To translate preclinical data to human tissues, we assessed the effects of EX937 on primary human sensory neurons in primary cultures. In this study, sensory neurons were isolated from dorsal root ganglia of human cadavers. The cells were activated using the chemotherapeutic agent, oxaliplatin, followed by exposure to low temperature (cold buffer). This treatment sequence induces a burst of sensory neuron activity, which allows for testing the impact of EX937. As shown in the figures below, EX937 reduced the calcium transients (a measure of neuronal activation) evoked by treatment with oxaliplatin and subsequent exposure to a low-temperature buffer. These results indicate that FAAH inhibition decreases pathological activity in human sensory neurons, consistent with EX937 being a potential treatment for neuronal hypersensitivity disorders such as RCC¹².
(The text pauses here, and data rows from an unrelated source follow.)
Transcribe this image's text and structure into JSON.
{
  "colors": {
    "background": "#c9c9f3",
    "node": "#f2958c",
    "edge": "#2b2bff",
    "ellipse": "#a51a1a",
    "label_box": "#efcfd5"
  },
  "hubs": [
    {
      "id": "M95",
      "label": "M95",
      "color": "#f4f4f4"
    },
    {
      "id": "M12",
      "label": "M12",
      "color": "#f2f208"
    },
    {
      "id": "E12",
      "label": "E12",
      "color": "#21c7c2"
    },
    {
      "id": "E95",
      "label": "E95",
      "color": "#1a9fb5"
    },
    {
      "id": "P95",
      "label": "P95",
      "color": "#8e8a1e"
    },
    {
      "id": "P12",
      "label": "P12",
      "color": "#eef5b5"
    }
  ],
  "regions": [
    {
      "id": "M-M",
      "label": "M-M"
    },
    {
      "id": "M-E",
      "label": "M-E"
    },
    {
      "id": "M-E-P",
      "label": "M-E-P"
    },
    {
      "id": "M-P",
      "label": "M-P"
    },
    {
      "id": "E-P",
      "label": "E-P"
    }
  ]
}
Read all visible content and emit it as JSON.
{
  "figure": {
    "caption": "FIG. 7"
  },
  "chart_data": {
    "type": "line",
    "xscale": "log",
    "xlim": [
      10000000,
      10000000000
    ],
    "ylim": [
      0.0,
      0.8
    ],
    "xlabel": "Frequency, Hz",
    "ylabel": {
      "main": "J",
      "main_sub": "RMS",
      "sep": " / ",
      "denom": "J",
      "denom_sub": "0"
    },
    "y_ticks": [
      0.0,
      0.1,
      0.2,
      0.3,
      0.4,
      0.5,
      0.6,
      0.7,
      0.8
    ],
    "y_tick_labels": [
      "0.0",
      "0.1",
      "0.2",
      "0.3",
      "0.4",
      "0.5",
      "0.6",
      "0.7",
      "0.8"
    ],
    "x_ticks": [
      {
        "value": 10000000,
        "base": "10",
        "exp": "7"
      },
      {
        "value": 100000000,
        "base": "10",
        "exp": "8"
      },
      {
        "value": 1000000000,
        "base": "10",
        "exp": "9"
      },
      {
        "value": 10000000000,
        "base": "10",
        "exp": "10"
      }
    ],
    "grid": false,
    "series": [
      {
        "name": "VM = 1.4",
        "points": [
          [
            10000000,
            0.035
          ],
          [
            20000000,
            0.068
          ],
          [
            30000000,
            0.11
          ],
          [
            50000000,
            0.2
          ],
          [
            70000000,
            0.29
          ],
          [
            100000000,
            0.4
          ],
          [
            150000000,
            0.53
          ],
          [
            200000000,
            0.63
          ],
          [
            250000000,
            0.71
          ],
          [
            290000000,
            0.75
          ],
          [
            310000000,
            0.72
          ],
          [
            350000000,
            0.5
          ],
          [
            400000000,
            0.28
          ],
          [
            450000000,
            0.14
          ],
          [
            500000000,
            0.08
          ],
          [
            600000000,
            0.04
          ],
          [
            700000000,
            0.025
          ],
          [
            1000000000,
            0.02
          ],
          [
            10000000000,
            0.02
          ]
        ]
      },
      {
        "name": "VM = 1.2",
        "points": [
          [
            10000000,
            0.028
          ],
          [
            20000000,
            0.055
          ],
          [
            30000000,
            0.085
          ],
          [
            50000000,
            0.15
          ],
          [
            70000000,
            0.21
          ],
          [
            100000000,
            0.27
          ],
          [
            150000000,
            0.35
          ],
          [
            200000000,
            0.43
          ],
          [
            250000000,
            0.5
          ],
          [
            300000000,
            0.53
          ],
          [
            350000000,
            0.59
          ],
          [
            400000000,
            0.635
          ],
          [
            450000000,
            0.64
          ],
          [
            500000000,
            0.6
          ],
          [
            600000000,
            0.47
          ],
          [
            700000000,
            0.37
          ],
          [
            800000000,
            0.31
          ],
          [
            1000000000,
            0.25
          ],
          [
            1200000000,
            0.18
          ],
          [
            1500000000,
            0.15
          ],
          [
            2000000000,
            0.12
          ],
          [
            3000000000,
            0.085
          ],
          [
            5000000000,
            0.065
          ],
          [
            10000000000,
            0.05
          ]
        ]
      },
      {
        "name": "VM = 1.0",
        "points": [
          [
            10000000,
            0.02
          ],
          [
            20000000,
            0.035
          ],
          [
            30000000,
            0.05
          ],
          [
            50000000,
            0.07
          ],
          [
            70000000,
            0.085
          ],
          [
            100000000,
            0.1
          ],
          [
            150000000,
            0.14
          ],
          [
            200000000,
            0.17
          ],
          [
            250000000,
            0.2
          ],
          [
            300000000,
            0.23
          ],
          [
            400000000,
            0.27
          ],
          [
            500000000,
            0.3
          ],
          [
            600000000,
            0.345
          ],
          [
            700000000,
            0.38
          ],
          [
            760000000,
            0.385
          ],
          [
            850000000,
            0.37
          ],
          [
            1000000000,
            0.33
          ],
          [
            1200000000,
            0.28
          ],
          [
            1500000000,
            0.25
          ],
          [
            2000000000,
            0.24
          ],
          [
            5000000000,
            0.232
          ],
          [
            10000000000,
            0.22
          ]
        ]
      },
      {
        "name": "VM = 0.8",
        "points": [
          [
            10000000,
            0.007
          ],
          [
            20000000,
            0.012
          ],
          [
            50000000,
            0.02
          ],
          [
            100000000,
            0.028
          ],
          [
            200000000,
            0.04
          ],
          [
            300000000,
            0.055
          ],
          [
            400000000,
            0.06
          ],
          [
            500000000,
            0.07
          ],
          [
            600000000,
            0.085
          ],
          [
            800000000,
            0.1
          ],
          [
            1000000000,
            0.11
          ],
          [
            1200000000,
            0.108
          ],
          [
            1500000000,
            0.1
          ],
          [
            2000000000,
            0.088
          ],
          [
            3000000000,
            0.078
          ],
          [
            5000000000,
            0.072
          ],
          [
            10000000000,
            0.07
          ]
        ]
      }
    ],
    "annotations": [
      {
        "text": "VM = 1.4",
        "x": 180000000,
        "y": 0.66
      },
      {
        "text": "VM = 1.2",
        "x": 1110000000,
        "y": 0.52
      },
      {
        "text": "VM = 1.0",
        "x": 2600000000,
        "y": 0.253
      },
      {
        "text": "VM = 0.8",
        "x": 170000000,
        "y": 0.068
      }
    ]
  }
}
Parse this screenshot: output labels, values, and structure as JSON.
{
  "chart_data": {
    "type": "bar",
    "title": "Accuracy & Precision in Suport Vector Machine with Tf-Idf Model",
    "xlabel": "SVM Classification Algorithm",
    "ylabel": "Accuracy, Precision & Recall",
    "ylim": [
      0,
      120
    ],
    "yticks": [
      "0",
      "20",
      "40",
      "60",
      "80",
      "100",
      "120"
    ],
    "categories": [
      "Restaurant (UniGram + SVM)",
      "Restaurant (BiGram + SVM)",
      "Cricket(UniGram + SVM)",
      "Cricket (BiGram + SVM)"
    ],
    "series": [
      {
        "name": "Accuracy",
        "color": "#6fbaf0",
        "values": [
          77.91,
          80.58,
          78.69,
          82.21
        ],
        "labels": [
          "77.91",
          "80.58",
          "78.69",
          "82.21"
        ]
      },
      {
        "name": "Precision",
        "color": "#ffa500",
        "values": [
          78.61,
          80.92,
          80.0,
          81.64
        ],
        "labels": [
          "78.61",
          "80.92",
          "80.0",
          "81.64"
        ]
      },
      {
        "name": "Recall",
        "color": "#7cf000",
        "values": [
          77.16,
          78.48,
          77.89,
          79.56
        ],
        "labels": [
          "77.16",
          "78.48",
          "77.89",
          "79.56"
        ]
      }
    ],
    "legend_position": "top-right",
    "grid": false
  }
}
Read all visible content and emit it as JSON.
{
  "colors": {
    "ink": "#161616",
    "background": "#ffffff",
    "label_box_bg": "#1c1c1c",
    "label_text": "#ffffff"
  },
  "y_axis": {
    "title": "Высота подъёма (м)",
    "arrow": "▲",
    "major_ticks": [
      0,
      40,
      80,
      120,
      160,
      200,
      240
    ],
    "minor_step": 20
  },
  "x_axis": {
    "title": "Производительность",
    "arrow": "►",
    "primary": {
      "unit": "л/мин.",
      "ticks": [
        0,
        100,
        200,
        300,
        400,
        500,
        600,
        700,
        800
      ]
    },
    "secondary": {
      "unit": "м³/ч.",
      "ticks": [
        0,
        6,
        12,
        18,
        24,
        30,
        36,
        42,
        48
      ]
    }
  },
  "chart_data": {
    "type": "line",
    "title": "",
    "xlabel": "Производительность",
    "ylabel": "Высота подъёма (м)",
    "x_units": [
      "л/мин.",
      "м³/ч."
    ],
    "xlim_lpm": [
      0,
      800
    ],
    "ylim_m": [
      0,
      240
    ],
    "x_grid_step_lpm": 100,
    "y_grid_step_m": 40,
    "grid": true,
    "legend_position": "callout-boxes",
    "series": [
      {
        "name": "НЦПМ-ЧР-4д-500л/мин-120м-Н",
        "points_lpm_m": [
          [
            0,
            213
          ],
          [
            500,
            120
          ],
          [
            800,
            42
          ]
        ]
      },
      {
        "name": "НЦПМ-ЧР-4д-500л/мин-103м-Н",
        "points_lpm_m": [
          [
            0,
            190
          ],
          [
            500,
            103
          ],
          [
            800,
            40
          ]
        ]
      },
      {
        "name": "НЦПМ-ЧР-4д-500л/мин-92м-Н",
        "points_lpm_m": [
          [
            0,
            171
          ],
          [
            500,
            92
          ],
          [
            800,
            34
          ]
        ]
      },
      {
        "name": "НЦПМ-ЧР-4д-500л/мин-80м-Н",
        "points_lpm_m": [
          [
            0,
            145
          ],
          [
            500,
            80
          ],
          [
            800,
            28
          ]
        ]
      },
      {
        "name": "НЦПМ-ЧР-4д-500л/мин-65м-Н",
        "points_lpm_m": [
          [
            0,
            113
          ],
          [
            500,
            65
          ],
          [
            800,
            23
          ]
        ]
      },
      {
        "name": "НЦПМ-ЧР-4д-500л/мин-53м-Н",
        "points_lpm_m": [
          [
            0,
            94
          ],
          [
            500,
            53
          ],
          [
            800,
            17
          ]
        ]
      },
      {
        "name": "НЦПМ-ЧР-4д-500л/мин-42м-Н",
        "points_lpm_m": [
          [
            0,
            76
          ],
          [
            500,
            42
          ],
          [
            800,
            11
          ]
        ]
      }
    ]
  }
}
EX937 reduces bladder overactivity and hyperactivity in a rodent model

In work done by a Japanese research group at the University of Tokyo, EX937 (URB937) was shown to reduce bladder hyperactivity, and specifically the activation of nerve fibers¹³. In the figure below, the left panel shows integrated responses of both afferent fibers before and after EX937 administration, during saline- and PGE2 [Prostaglandin E2]-instillations (100 uM). The results are consistent with our RCC data as well as the neuronal activity data obtained from primary human sensory neurons, and support the clinical application in treatment of hyperactive bladder.